Trust or Regulation?

If you don’t win your prospect’s trust, someone else will.

Lately the hot topics in digital marketing seem to be spam and privacy. Still, with all the talk, no one has really made the connection between the two, when there’s an important relationship between trust and email marketing.

True, ethical online advertising; the need for full disclosures about paid content; and paid search engine rankings and their role in consumer trust have been a frequent subject of debate. In fact, a recent survey for Consumer WebWatch found that only 29 percent of users trust Web sites selling products and services and only 33 percent trust sites giving advice about those items. Yet, that study also found that 80 percent of users say it’s very important to be able to trust information found on a Web site. And, in the case of online advertising, the Federal Trade Commission (FTC) has its own guide to ethical behaviors for Internet marketers to follow.

But how does email marketing fit into the picture?

We’ve all heard stories that illustrate how easily trust can be broken. And there have been attempts on the industry’s part to come up with ways to demonstrate that emails sent by companies are trustworthy, such as the Trusted Sender initiative by TRUSTe and ePrivacy Group. But how do we establish trust in the first place? How do we maintain it? How do we re-establish it once it has been broken? And why, as email marketers, should we even care?

The answer to that last question is the easy one. Whether we care enough to establish trusting relationships with our customers, someone else does.
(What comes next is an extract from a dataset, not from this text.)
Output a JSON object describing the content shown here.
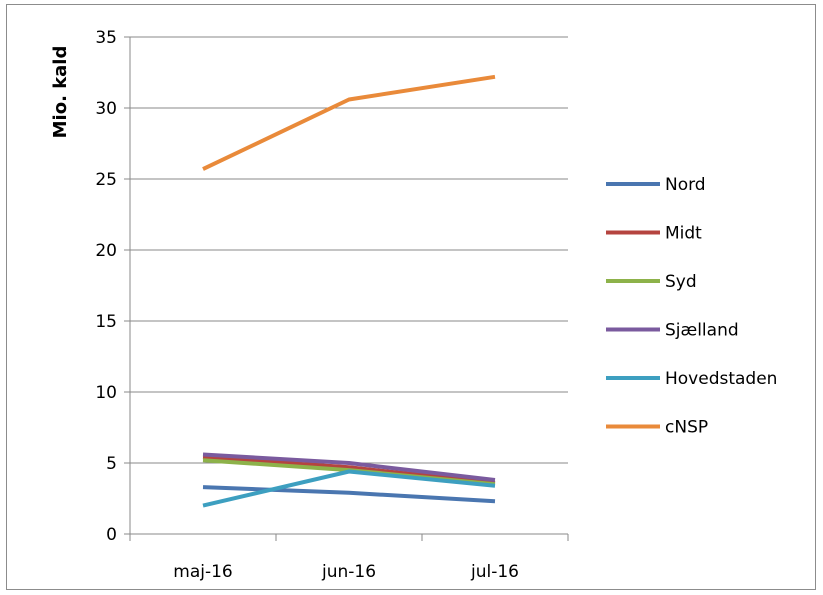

Repeatedly, history has shown that you can create laws, but you can’t legislate morality. When Congress finally proposes new privacy laws (and it will), email marketers will lobby saying it will ruin their businesses, while antispam zealots will argue how necessary it is. The result will be a scenario that ultimately doesn’t satisfy anyone.

To avoid this coming conundrum, business leaders in the email marketing space can and should effectively change their behaviors before regulation is forced on them. It starts with building the trust of the consumer, whether or not that individual is a customer.
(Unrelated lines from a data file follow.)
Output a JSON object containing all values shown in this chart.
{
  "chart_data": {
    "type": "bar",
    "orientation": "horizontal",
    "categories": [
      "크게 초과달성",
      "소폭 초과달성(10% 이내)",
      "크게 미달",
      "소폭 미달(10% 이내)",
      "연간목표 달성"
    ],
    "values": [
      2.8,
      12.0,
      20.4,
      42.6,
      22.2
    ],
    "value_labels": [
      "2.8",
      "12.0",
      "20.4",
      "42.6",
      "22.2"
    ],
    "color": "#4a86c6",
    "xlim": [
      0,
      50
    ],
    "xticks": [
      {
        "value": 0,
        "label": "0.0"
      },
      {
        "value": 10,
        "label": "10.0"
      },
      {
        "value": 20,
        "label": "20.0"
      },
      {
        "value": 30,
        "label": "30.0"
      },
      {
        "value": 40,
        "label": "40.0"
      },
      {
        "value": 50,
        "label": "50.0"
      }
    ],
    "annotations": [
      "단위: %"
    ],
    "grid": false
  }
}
Let me say that I suspect most companies really don’t understand privacy issues. At best, most companies do only what they think the government may one day require. I attribute this to two factors:

  • Most marketers — including email marketers — truly don’t understand privacy issues, much less the role trust plays in them.
  • Most companies and email marketing organizations are still in the knee-jerk stage, which means they are reacting to problems (especially those that are privacy related), but only when they’re not focusing on building their databases, tracking responses, or figuring out how to acquire more email addresses.
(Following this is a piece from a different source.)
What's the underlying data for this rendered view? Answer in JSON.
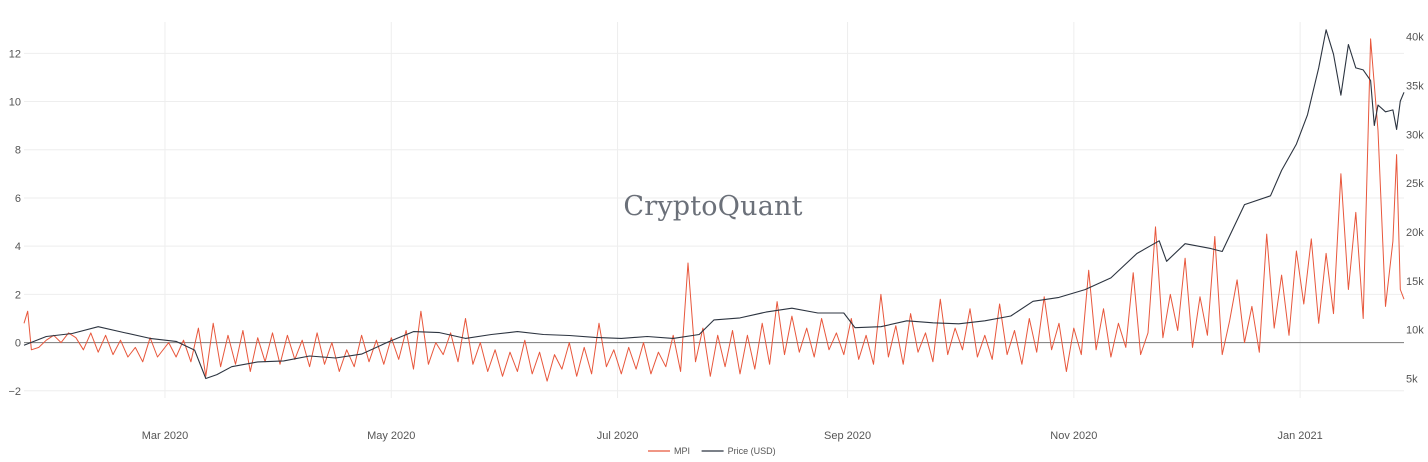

By the way, marketers aren’t the only ones who deserve an admonition, because most antispam organizations (and even the consumers themselves) are also confused about their rights and responsibilities. And though I’m not a proponent of government regulation, there does ultimately need to be a clear definition to which all sides — not just the marketing companies that are currently being targeted — must adhere.

In the interim, companies conducting email marketing have to begin building trust with the people to whom they are sending their email. They have to put themselves in the recipient’s shoes. They have to develop and implement best practices by which they govern their email marketing programs — practices they would want for themselves if they were on the receiving end. And they have to provide disclosures that aren’t hidden or cloaked.

Etiquette, fairness, full disclosure, recourse, and honesty are the foundation for a relationship built on trust. They are the things we all want and the things that are lacking in many email communications.

In today’s scandal-filled society, in which “Enron” is becoming an adjective for corporate misconduct, email marketers need to be creative and innovative, yet they must do so without deceit. The company that adopts open practices won’t suffer when regulation is forced upon the industry and, until then, will enjoy a competitive advantage.